2015-07-27 10:09 AM
BURT 931034 was filed for this - thank you Steve! But worth noting for anyone searching on hot removal to make one extra check. The hot shelf removal feature is great, but the documentation at https://library.netapp.com/ecmdocs/ECMP1367947/html/GUID-2B80FBD2-007D-4D19-8EB1-9CCEED211001.html
is missing a check. An edge case if you had mroot on those disks prior, and then moved mroot to other disks/shelves for the hot removal.

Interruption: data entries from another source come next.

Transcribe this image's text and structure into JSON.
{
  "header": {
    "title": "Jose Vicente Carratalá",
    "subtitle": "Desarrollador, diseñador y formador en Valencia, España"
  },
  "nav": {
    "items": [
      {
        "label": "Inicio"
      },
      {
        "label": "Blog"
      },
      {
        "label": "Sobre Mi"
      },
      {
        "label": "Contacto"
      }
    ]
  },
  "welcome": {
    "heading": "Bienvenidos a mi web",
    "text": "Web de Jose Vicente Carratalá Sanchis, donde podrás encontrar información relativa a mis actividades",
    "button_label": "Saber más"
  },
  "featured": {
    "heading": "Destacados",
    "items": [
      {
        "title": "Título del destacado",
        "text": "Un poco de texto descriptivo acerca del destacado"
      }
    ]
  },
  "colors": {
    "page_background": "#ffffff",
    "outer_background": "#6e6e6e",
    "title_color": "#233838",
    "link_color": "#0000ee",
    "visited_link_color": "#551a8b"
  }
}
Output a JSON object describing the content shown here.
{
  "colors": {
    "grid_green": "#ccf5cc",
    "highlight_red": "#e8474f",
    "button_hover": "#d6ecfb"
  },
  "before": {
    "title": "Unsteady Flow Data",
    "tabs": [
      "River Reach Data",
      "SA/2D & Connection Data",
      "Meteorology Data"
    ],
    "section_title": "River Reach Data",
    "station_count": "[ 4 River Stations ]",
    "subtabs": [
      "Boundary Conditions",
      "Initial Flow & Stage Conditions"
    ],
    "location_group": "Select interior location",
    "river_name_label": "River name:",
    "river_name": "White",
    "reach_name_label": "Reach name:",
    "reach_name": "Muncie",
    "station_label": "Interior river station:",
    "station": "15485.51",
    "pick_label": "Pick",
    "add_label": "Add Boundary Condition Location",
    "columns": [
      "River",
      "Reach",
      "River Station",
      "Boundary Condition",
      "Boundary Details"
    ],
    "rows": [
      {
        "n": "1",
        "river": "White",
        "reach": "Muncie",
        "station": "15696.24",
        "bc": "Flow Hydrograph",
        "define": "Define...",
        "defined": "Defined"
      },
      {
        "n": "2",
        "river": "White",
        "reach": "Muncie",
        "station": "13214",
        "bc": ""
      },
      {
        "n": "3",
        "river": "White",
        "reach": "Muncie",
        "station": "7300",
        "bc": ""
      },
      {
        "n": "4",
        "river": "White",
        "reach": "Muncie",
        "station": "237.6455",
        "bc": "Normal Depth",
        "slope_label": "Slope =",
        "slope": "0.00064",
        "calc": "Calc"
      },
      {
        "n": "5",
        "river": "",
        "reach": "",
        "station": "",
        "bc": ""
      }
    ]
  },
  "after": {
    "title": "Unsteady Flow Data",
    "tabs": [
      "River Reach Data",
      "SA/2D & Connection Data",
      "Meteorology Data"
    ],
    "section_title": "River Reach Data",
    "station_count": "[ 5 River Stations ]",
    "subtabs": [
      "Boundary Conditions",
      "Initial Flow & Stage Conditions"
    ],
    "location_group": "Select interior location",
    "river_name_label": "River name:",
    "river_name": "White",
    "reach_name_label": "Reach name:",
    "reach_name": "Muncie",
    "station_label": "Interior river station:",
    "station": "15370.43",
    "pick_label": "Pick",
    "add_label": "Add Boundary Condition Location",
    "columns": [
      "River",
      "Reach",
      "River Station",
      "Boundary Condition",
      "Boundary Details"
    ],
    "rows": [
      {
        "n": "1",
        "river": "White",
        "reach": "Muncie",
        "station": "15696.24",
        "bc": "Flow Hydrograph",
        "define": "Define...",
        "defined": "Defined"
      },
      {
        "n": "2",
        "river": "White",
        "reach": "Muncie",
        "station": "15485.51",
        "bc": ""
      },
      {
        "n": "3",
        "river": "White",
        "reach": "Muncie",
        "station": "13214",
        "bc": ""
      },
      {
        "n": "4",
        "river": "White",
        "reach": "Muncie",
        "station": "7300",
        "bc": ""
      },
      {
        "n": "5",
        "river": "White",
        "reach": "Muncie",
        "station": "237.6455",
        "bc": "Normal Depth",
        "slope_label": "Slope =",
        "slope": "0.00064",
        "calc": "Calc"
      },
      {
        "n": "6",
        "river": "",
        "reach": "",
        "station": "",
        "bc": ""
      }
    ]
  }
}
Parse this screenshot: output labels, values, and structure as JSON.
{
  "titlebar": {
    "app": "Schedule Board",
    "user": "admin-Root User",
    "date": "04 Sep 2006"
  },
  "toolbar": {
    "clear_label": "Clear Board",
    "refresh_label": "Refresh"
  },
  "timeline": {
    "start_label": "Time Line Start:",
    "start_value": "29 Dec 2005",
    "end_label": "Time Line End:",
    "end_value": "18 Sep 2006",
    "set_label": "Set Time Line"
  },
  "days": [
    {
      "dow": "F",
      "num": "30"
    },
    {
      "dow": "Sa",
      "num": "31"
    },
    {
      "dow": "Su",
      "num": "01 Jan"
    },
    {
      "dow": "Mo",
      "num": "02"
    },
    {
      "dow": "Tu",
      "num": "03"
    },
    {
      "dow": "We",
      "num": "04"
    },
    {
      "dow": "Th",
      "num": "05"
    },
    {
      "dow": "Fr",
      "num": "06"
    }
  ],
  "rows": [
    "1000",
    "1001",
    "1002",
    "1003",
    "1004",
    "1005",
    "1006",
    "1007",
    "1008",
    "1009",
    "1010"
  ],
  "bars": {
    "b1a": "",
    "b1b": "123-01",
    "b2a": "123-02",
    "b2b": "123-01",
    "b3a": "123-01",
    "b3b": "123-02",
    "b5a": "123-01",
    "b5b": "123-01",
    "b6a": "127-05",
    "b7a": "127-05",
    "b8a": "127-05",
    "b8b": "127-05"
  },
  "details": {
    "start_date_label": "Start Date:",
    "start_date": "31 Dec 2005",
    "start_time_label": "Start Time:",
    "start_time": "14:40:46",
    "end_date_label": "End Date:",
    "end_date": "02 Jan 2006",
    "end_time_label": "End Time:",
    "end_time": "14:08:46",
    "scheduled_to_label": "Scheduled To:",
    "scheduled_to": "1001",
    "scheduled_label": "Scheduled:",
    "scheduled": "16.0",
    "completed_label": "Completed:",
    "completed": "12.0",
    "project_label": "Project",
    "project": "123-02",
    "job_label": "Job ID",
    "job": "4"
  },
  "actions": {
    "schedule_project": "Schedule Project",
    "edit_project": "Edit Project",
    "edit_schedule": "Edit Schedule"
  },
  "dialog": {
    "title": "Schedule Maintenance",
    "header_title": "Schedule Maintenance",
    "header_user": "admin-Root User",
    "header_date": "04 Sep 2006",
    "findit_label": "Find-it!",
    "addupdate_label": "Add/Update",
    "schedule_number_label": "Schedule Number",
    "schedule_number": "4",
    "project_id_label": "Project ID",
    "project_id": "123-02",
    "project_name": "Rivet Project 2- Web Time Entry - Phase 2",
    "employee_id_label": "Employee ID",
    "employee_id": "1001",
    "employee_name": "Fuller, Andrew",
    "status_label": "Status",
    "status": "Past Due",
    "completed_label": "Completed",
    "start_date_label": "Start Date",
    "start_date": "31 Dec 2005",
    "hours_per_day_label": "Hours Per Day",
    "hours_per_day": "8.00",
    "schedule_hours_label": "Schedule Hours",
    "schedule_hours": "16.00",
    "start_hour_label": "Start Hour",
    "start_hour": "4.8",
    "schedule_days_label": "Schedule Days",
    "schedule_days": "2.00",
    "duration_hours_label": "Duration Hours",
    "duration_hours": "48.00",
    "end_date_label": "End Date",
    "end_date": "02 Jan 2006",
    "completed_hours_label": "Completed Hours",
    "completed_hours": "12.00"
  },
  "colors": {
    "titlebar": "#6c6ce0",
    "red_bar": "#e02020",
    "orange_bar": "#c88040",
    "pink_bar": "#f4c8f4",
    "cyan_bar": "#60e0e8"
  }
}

If the disks on the shelf or shelves have mailbox disks, right after you remove ownership from the disks (even though all zeroed spares), the node will crash. The ha-partner will not be able to takeover. Then the ha partner will also crash with an inconsistent mailbox. We had both nodes drop after removing ownership from a shelf that was being removed. It is an easy fix to get to maintenance mode and mailbox destroy local, but add that to your run book for hot shelf removal. We didn’t have any data on the ha-pair for the maintenance (the great thing about cDOT which averted any outage even during this maintenance). We recovered after reassigning the disks and deleting the mailbox (had to do that twice) then both nodes came back up after coredump and mailbox was recreated and storage failover was able to enable again.
::> set adv
::*> stor failover mailbox-disk show
One other note on the move mroot procedure https://kb.netapp.com/support/index?page=content&id=3013873&locale=en_US The article now lists to turn on nvfail (submitted that update a while ago), but some systems also had create_ucode enabled on vol0, so I check “vol options vol0” prior to move, then match the settings after the move in addition to nvfail. Also, if you have cdpd.enable on and ip.fastpath.enable off, both of those need to be reset since mroot move sets them back to cdpd off and fastpath on defaults (8.3P1).
2015-07-28 01:38 AM
Can't you just "cf disable" (or rather "storage failover modify...") before removing disk ownership from those 2 mailbox disks, and re-enable it again afterwards?
2015-07-28 02:09 AM
Yes, but they are not actively used. And if one fails or is removed, the system should automatically elect another one as replacement (otherwise every failed mailbox disk would crash the filer in the same way) so if you give the system enough time between the "remove ownership" commands it should work without causing a panic
2015-07-29 08:34 AM
I need to test this on a cDOT system with storage failover modify -enable false... This is one of the big differences in cDOT and 7-Mode... I did a 7-Mode test moving the root volume. Immediately after marking the new volume as root with vol options volname root, the mailbox disks move automatically to the new disks. In cDOT we only mark the new volume as root in maintenance mode which does not do this...then rebuild mroot instead of copying (ndmpcopy, vol copy, snapmirror, etc.) old root to new root in 7-Mode. If cDOT handled the mailbox move with the mark of root in maintenance mode we would be all good here. The case I ran into is when you move mroot from the old disks to new disks...not so much of an edge case since that is a typical use case before hot removing drives.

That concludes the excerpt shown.